Foxgloves

This has been an exceptional week for foxgloves.  Although there are many drawbacks to growing flowers for cutting on a garden scale, rather than farming them (no mass-spraying; no ploughing in of the old crops; no moving things about by tractor - a tractor couldn't fit in through the gate in our wall), there are many benefits too.  A mini-environment, or tiny microclimate with attendant flora and consequent fauna, in every part of the garden, so that there is always a place that is just the right spot for each treasured new plant.  Lots and lots of bees and butterflies, which benefit from our gentle approach.  The pleasure and connectedness of doing the work ourselves, rather than charging about in machines (we make an exception for cutting the grass!).  One of the very special things about gently gardening rather than farming the flowers is that we are able to leave promising-looking natural seedlings in the ground, overlooked until they develop and flower, often with beautiful and surprising results. 

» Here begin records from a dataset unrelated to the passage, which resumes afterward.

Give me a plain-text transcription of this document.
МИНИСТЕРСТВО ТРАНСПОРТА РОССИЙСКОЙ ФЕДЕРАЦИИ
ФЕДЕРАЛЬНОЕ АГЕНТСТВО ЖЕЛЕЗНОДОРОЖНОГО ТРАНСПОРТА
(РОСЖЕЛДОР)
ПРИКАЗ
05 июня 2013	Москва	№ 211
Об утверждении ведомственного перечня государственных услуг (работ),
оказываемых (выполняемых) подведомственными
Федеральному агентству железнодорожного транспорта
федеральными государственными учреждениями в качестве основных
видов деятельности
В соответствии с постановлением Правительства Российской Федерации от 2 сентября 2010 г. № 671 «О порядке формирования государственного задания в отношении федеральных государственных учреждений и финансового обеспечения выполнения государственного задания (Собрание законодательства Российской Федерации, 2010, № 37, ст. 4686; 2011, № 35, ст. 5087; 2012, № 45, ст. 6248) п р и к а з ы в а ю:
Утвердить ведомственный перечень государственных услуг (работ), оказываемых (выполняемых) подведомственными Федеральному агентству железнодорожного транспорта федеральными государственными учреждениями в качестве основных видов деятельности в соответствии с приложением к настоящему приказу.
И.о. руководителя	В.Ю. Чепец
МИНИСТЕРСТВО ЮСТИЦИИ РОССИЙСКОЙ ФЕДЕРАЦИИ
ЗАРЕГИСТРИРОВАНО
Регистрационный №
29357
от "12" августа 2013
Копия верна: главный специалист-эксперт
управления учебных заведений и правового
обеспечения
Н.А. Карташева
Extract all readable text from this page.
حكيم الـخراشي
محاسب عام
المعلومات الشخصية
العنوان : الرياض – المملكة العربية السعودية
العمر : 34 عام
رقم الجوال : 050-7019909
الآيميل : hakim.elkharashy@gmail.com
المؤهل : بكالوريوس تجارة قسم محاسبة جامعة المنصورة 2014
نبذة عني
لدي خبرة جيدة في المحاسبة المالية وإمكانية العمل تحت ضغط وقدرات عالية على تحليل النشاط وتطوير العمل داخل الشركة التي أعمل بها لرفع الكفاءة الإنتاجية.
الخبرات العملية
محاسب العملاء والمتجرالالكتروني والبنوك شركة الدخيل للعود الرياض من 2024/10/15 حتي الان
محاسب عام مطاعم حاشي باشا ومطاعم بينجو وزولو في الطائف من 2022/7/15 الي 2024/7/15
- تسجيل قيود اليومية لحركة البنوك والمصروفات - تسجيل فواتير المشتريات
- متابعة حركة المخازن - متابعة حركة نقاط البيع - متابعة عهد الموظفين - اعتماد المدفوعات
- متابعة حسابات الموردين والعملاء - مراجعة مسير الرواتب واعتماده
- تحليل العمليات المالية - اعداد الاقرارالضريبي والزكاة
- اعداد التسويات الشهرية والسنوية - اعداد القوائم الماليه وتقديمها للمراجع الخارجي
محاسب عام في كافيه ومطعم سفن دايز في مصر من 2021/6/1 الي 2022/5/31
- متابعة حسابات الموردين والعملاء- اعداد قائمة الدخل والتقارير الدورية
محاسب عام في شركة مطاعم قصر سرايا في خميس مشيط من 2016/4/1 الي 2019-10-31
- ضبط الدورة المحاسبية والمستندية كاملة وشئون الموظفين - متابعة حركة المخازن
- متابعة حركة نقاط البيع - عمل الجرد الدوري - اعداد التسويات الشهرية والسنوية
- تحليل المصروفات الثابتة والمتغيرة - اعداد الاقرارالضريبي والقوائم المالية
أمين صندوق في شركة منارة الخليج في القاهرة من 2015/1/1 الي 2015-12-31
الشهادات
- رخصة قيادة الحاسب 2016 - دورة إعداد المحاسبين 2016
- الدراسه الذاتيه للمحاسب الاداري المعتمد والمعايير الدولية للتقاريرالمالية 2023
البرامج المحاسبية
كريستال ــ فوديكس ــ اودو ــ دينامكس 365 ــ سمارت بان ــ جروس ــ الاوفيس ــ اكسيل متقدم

A favourite flower for making lovely natural hybrids is the foxglove.  We purposefully sow white and peach foxgloves in long beds, and tuck into odd corners any of the more unusual varieties ('sugar plum'; 'pink gin') which we can get to germinate (the seed packets of these rarer varieties seem to contain only eight or ten seeds!), with a few pockets of the delicious rich pink, perennial foxglove Digitalis mertonensis.  Over the course of a season, the bees go from flower to flower, cross-pollinating these for us, and the resultant tiny seedlings which spring up all over the garden can be extremely lovely.  I am utterly in love at the moment with a pale lemon yellow seedling which is growing strongly on the corner of the annual flower garden, frilly-lipped and most attractive to bees.  I can't bring myself to pick it and keep barking at everyone else not to pick it either.  Hopefully if we leave it alone it will make more beautiful babies.  The garden was thick with foxgloves of every kind until Wednesday morning, when we picked four hundred of the most massive stems to send to a foxglove-loving customer in London.  Somehow the garden could take the theft.  When Jak arrived at work a few days later, she said, "So you didn't pick the foxgloves, then?"